The ability to identify women who face the highest risk of triple-negative breast cancer could save lives, but only one inherited mutation—in the gene BRCA1—has been definitively linked to this subtype of the disease. Now researchers at the Mayo Clinic have discovered four additional gene alterations that are associated with an elevated risk of triple-negative breast cancer. They believe the discovery will pave the way to expanded genetic testing and improved prevention strategies.
Triple-negative breast cancer is the hardest subtype of the disease to treat because it doesn’t overexpress HER2, and it lacks progesterone and estrogen receptors, making it tough to tackle with targeted treatments. It accounts for 15% of diagnoses in Caucasian patients and 35% in African Americans.
The Mayo Clinic researchers tested the genes of more than 10,000 triple-negative breast cancer patients participating in two studies, according to a statement. In addition to finding alterations in BRCA1, they uncovered mutations in BRCA2, PALB2, BARD1 and RAD51D. They also found mutations in BRIP1 and RAD51C that were linked to a more moderate risk of triple-negative breast cancer. They published their findings in the Journal of the National Cancer Institute.
Although testing for breast-cancer risk genes has been available for several years, the National Comprehensive Cancer Network screening guidelines only recommend screening for BRCA mutations for people with a family history of breast cancer that was diagnosed at age 60 or younger.

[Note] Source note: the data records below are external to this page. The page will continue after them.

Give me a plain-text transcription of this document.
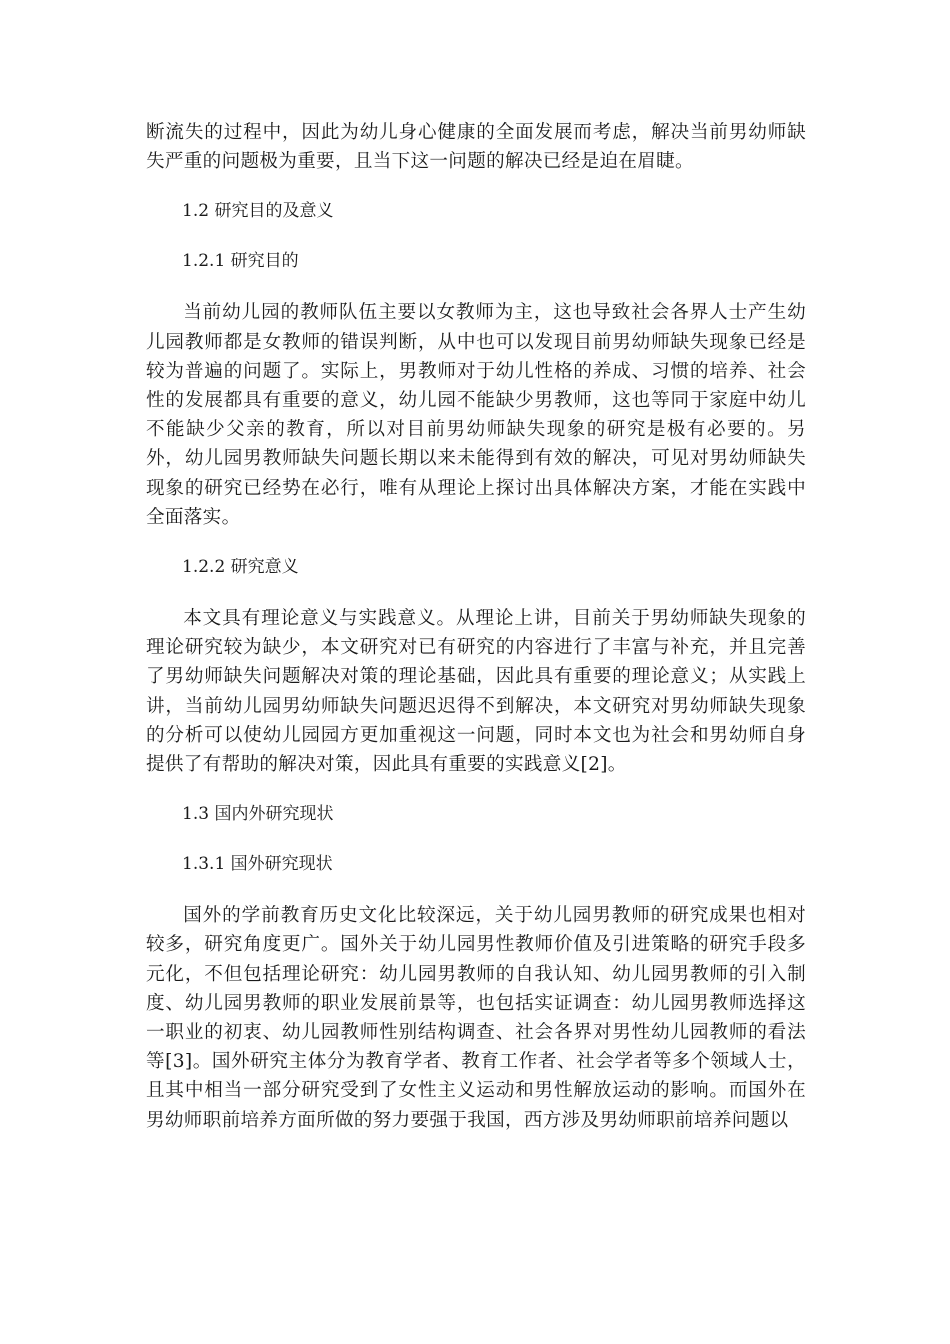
断流失的过程中，因此为幼儿身心健康的全面发展而考虑，解决当前男幼师缺失严重的问题极为重要，且当下这一问题的解决已经是迫在眉睫。

1.2 研究目的及意义

1.2.1 研究目的

当前幼儿园的教师队伍主要以女教师为主，这也导致社会各界人士产生幼儿园教师都是女教师的错误判断，从中也可以发现目前男幼师缺失现象已经是较为普遍的问题了。实际上，男教师对于幼儿性格的养成、习惯的培养、社会性的发展都具有重要的意义，幼儿园不能缺少男教师，这也等同于家庭中幼儿不能缺少父亲的教育，所以对目前男幼师缺失现象的研究是极有必要的。另外，幼儿园男教师缺失问题长期以来未能得到有效的解决，可见对男幼师缺失现象的研究已经势在必行，唯有从理论上探讨出具体解决方案，才能在实践中全面落实。

1.2.2 研究意义

本文具有理论意义与实践意义。从理论上讲，目前关于男幼师缺失现象的理论研究较为缺少，本文研究对已有研究的内容进行了丰富与补充，并且完善了男幼师缺失问题解决对策的理论基础，因此具有重要的理论意义；从实践上讲，当前幼儿园男幼师缺失问题迟迟得不到解决，本文研究对男幼师缺失现象的分析可以使幼儿园园方更加重视这一问题，同时本文也为社会和男幼师自身提供了有帮助的解决对策，因此具有重要的实践意义[2]。

1.3 国内外研究现状

1.3.1 国外研究现状

国外的学前教育历史文化比较深远，关于幼儿园男教师的研究成果也相对较多，研究角度更广。国外关于幼儿园男性教师价值及引进策略的研究手段多元化，不但包括理论研究：幼儿园男教师的自我认知、幼儿园男教师的引入制度、幼儿园男教师的职业发展前景等，也包括实证调查：幼儿园男教师选择这一职业的初衷、幼儿园教师性别结构调查、社会各界对男性幼儿园教师的看法等[3]。国外研究主体分为教育学者、教育工作者、社会学者等多个领域人士，且其中相当一部分研究受到了女性主义运动和男性解放运动的影响。而国外在男幼师职前培养方面所做的努力要强于我国，西方涉及男幼师职前培养问题以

Fergus Couch, Ph.D., a geneticist at Mayo Clinic and the research team leader for the new study, noted in a statement that expanding gene panels to test for elevated risk of triple-negative breast cancer could be a valuable strategy because the disease subtype is “associated with a high risk of recurrence and a poor five-year survival rate.”
Women found to be at high risk for inherited breast cancer are generally advised to start screening mammograms at an early age, as well as periodic breast magnetic resonance imaging (MRI). And they have the option of reducing their risk further by undergoing prophylactic mastectomies.

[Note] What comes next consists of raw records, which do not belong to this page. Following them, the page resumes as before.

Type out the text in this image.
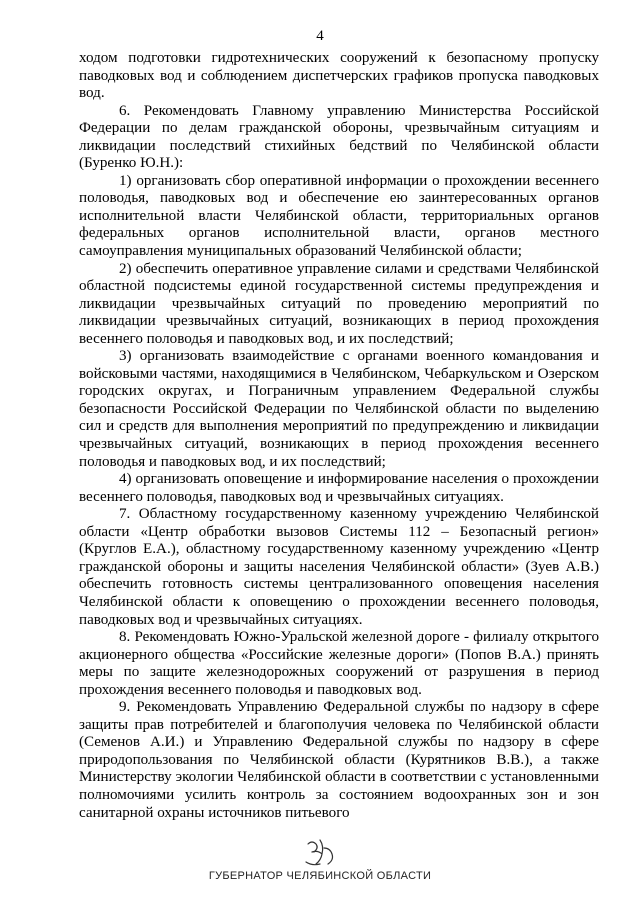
4

ходом подготовки гидротехнических сооружений к безопасному пропуску паводковых вод и соблюдением диспетчерских графиков пропуска паводковых вод.

6. Рекомендовать Главному управлению Министерства Российской Федерации по делам гражданской обороны, чрезвычайным ситуациям и ликвидации последствий стихийных бедствий по Челябинской области (Буренко Ю.Н.):

1) организовать сбор оперативной информации о прохождении весеннего половодья, паводковых вод и обеспечение ею заинтересованных органов исполнительной власти Челябинской области, территориальных органов федеральных органов исполнительной власти, органов местного самоуправления муниципальных образований Челябинской области;

2) обеспечить оперативное управление силами и средствами Челябинской областной подсистемы единой государственной системы предупреждения и ликвидации чрезвычайных ситуаций по проведению мероприятий по ликвидации чрезвычайных ситуаций, возникающих в период прохождения весеннего половодья и паводковых вод, и их последствий;

3) организовать взаимодействие с органами военного командования и войсковыми частями, находящимися в Челябинском, Чебаркульском и Озерском городских округах, и Пограничным управлением Федеральной службы безопасности Российской Федерации по Челябинской области по выделению сил и средств для выполнения мероприятий по предупреждению и ликвидации чрезвычайных ситуаций, возникающих в период прохождения весеннего половодья и паводковых вод, и их последствий;

4) организовать оповещение и информирование населения о прохождении весеннего половодья, паводковых вод и чрезвычайных ситуациях.

7. Областному государственному казенному учреждению Челябинской области «Центр обработки вызовов Системы 112 – Безопасный регион» (Круглов Е.А.), областному государственному казенному учреждению «Центр гражданской обороны и защиты населения Челябинской области» (Зуев А.В.) обеспечить готовность системы централизованного оповещения населения Челябинской области к оповещению о прохождении весеннего половодья, паводковых вод и чрезвычайных ситуациях.

8. Рекомендовать Южно-Уральской железной дороге - филиалу открытого акционерного общества «Российские железные дороги» (Попов В.А.) принять меры по защите железнодорожных сооружений от разрушения в период прохождения весеннего половодья и паводковых вод.

9. Рекомендовать Управлению Федеральной службы по надзору в сфере защиты прав потребителей и благополучия человека по Челябинской области (Семенов А.И.) и Управлению Федеральной службы по надзору в сфере природопользования по Челябинской области (Курятников В.В.), а также Министерству экологии Челябинской области в соответствии с установленными полномочиями усилить контроль за состоянием водоохранных зон и зон санитарной охраны источников питьевого

ГУБЕРНАТОР ЧЕЛЯБИНСКОЙ ОБЛАСТИ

In addition to improving screening for breast-cancer risk, scientists have been studying the triple-negative subtype of the disease to try to identify—and thwart—the forces that make it so aggressive. Earlier this year, a Cleveland Clinic team found a survival pathway in cancer stem cells, along with a protein called connexin 26 (Cx26), that they believe facilitates communication between cells, thereby driving tumor growth. Inhibiting Cx26, they believe, could be a new strategy for fighting triple-negative breast cancer.
There is some hope that PARP inhibitors like AstraZeneca’s Lynparza, which is approved for BRCA-mutated breast cancer, would improve outcomes in triple-negative breast cancer. Results have been mixed so far: Data presented earlier this year showed that Lynparza did improve progression-free survival by 42% in patients with triple-negative breast cancer. But two trials of AbbVie’s veliparib fell short.
The difficulties inherent in treating triple-negative breast cancer argue for expanded genomic treatment to catch people who face an elevated risk of developing the disease earlier, Couch argues. “Our findings provide the basis for better risk management,” he said.